На одном из «аппелей» к полковнику Новикову, щелкнув каблуками, подошел молодой офицер. «Лейтенант фон Риббентроп», — представился он. И немедленно, видимо, наблюдая за тем, какой эффект произведет его фамилия, добавил по-немецки: «Да, да, Риббентроп — родной племянник господина рейхсминистра…»
— Что же вы хотите? — сухо спросил начальник лагеря.
— Я просил бы вас не смешивать меня с ними, — ответил лейтенант и презрительным жестом указал на расходившихся после поверки военнопленных офицеров. — Помните, — добавил он, нагловато посмеиваясь, — что я — ценная монета, а в скором времени и ваш козырь на спасение, полковник.
Выслушав перевод, Новиков отошел на несколько шагов и, прищурившись, посмотрел на долговязого немца.
— Козырь на спасение, говоришь? Ценная монета? Ну что ж, может быть, и верно, — проговорил он, обращаясь ко мне и лукаво подмигивая. — Создадим министерскому племяннику «особые» условия, а?
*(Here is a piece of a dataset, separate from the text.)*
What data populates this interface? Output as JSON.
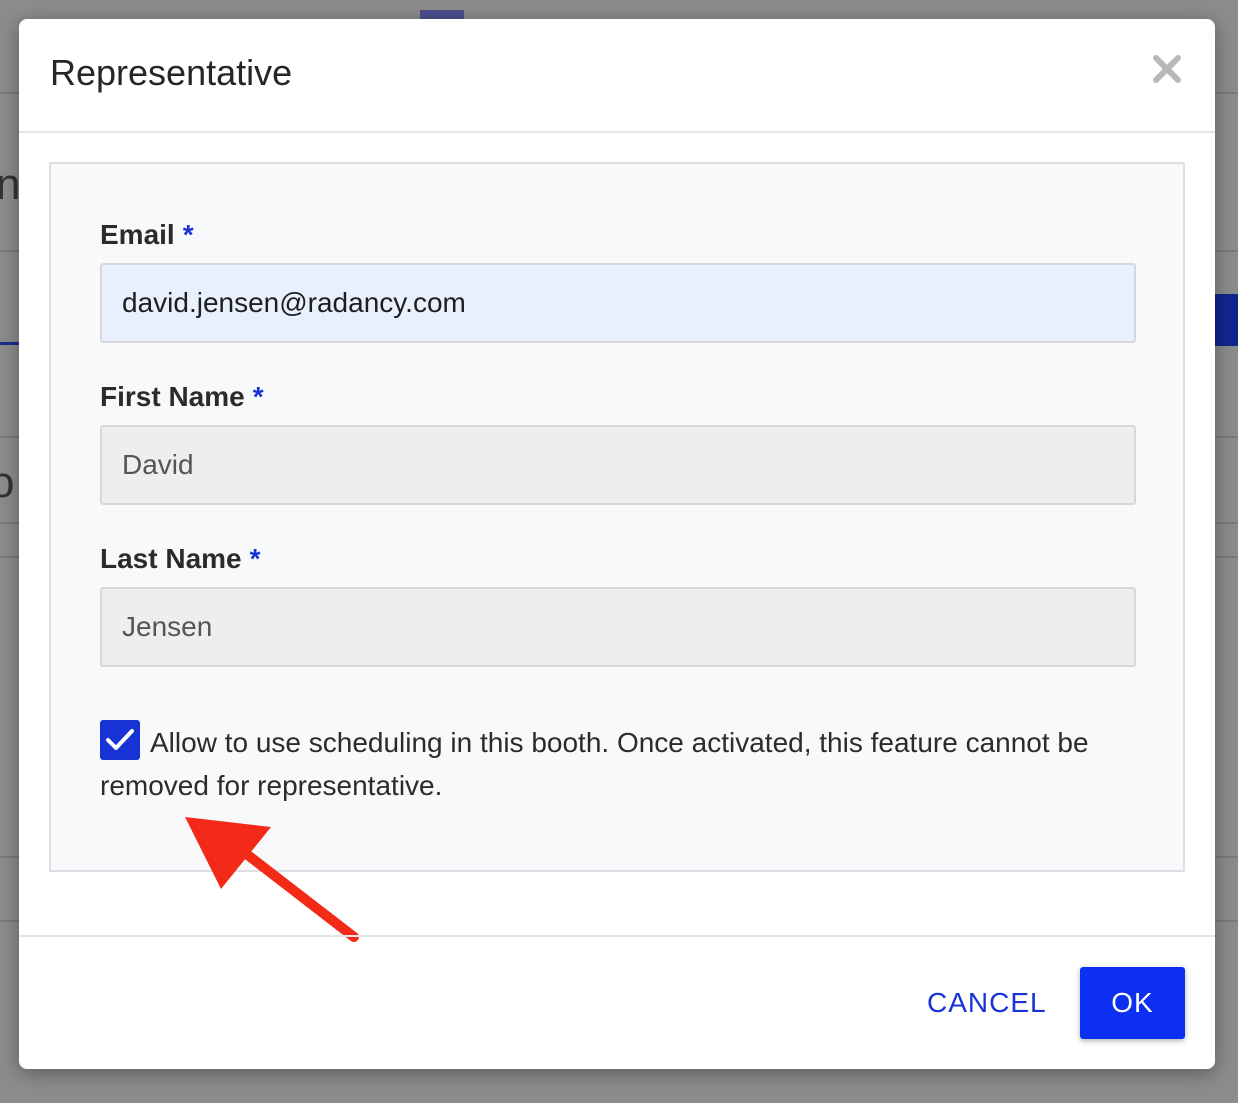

Ведь вы этого хотите? — спросил он преисполненного важности лейтенанта.
Тот подтвердил. В тот же день лейтенант Риббентроп был изолирован от своих товарищей. Его пожелание было исполнено.
О «демарше» молодого Риббентропа доложили в этот же день в Москву. Последовала команда подробно побеседовать с ним, выяснить, что он знает о своем дяде, какие связи имеет, что собой представляет. Это было поручено мне. Так и появилась в моем блокноте заметка «27.03.43 — бес. с пл. Р.» — беседа с племянником Риббентропа.
И вот он сидит передо мной — долговязый прыщавый молодой немец. Курит предложенные мною папиросы и каждые пять минут норовит положить ногу на ногу и покачивать носком своего сапога. Мне приходится каждый раз напоминать ему, чтобы сел прилично и что мы с ним не в казино.